Chronic
Beryllium (Be) Disease (CBD) is a granulomatous disorder that predominantly affects the lung. The CBD is caused by Be exposure of individuals carrying the
HLA-DP2 protein of the major histocompatibility complex class II (MHCII). While the involvement of Be in the development of CBD is obvious and the binding site and the sequence of Be and
peptide binding were recently experimentally revealed [1], the interplay between induced conformational changes and the changes of the
peptide binding affinity in presence of Be were not investigated. Here we carry out in silico modeling and predict the Be binding to be within the acidic pocket (Glu26, Glu68 and Glu69) present on the
HLA-DP2 protein in accordance with the experimental work [1]. In addition, the modeling indicates that the Be ion binds to the
HLA-DP2 before the corresponding
peptide is able to bind to it.
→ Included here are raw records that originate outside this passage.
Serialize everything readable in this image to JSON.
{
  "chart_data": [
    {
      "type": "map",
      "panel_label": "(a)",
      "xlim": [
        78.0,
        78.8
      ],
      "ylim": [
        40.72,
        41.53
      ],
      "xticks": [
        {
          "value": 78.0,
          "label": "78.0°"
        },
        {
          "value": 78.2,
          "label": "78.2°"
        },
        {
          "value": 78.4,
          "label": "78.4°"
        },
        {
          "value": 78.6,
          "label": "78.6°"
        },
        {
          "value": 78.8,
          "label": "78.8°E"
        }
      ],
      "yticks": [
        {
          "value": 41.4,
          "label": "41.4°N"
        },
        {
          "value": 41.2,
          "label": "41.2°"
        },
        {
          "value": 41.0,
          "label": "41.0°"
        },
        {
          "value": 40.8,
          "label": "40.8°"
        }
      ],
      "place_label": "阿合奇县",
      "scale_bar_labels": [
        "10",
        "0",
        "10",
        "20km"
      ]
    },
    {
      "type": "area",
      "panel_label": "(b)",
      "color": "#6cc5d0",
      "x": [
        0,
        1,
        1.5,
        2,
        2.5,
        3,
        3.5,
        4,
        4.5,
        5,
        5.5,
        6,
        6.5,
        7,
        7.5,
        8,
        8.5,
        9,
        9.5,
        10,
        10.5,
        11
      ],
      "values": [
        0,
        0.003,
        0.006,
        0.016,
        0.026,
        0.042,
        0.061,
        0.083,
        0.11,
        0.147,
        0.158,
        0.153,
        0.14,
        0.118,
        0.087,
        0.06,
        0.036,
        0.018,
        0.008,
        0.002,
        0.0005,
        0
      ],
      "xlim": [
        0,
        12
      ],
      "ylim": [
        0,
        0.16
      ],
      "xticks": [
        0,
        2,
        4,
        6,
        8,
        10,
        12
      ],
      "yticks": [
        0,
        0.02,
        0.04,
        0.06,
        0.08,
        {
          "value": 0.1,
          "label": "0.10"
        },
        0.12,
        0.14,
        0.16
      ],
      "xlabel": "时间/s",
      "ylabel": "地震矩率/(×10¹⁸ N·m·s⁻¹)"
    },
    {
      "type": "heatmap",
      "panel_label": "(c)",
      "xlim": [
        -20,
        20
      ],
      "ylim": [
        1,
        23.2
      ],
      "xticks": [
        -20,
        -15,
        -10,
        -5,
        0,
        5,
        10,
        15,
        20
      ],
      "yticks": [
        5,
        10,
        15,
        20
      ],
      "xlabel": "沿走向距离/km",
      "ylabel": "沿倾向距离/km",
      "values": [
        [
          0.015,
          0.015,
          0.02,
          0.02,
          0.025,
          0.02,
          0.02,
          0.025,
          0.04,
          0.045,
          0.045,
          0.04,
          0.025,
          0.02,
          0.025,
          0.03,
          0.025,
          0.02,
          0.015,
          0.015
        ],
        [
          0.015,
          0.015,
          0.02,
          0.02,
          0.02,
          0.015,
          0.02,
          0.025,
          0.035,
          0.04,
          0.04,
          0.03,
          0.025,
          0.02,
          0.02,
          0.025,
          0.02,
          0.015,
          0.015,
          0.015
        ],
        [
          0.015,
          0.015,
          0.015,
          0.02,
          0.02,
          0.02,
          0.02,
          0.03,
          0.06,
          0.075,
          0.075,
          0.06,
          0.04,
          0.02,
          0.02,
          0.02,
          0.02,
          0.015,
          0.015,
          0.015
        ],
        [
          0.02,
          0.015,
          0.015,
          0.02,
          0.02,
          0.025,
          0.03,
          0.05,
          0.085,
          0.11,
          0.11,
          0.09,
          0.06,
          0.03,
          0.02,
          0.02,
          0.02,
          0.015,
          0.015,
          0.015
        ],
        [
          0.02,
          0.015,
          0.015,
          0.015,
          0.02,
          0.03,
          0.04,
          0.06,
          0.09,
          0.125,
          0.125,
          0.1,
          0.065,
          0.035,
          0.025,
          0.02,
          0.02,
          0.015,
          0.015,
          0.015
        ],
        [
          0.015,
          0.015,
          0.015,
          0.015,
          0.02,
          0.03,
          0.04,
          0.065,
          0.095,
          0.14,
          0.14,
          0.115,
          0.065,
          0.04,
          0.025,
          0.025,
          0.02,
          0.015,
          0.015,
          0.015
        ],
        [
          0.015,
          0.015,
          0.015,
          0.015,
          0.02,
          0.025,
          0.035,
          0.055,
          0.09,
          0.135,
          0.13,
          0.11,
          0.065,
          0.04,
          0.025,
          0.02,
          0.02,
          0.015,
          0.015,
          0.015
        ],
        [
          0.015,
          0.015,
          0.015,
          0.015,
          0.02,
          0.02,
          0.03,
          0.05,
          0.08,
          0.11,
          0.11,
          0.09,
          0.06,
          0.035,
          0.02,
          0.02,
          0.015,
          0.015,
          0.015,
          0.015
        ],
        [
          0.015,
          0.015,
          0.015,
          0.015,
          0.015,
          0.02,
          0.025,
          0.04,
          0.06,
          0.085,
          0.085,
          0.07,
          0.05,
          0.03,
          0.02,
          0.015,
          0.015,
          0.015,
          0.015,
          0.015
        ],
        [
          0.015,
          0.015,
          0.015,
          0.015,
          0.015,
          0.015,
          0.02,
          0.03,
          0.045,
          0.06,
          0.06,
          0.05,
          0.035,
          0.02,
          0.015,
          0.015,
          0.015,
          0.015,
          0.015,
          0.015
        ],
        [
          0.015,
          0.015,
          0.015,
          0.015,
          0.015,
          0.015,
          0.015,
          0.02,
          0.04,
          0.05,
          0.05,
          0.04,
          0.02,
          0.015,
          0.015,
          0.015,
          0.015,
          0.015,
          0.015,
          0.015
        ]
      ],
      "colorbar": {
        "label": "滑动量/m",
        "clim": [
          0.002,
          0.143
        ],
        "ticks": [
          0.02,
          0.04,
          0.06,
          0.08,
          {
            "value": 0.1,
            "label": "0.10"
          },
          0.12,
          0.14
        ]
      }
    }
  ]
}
Further analysis of the MD generated trajectories reveals that in the presence of the Be ion in the binding pocket of
HLA-DP2, all the different types of
peptides induce very similar conformational changes, but their binding affinities are quite different. Since these conformational changes are distinctly different from the changes caused by
peptides normally found in the cell in the absence of Be, it can be speculated that CBD can be caused by any
peptide in presence of Be ion. However, the affinities of
peptides for Be loaded
HLA-DP2 were found to depend of their
amino acid composition and the
peptides carrying acidic group at positions 4 and 7 are among the strongest binders. Thus, it is proposed that CBD is caused by the exposure of Be of an individual carrying the
HLA-DP2*0201 allele and that the binding of Be to
HLA-DP2 protein alters the conformational and ionization properties of
HLA-DP2 such that the binding of a
peptide triggers a wrong signaling cascade.